The advent of high output food extruders, capable of cooking and expanding proteinaceous and farinaceous materials, proved a boon to pet food and cereal manufacturers. However, sensing pressure within these devices has been complicated by the fact that there has to this date been no reliable device capable of sensing the pressure within an extruder operating on a continuous basis over extended periods of time. The devices which have been known are susceptible to caking and embedding with the farinaceous and proteinaceous materials being extruded. Because of this, scientific studies designed to deduce the variation of product qualities and processing efficiencies as function of process pressure, have been difficult to impossible to run.
Pressure sensing devices known for use in plastics extruders have not been successful when applied to food extruders because of the different nature of the materials being plasticized. Fouling of the pressure sensors in plastics extruders is minimal due to the thermoplastic nature of the materials involved. Thus, in a plastics extrusion situation, the thermoplastic material will be in a constant state of melt and will not cool down to set up within the extruder. In the food extruder, on the other hand, the proteinaceous and farinaceous materials pass through a thermoplastic state into a thermosetting state where they tend to coagulate and heat set.

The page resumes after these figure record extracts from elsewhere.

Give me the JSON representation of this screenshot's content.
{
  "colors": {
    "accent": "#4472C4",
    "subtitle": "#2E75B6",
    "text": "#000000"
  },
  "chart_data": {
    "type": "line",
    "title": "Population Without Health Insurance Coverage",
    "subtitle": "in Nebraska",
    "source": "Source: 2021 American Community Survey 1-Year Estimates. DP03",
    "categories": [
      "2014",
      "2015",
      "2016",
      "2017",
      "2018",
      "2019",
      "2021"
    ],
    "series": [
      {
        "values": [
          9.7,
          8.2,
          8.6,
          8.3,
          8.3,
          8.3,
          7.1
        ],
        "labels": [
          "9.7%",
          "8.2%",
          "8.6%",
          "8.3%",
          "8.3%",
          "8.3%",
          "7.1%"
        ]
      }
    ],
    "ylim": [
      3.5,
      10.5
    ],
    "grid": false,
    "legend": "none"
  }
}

There is a present need for a system which would enable measuring pressure within the extruder barrel on a continuous basis. The nature of the food material is such that a simple Bourdon tube gage cannot be used because the opening to the internal oval tube is quickly plugged by the food material being processed. Moreover, differential pressure instruments utilizing diaphrams cannot be employed because of the heat-setting character of the food material at high temperature which tends to cause it to cake on the diaphram, rendering it insensitive. Thus, what is needed is a pressure sensing and measuring device which is insensistive to caking of the food material being extruded.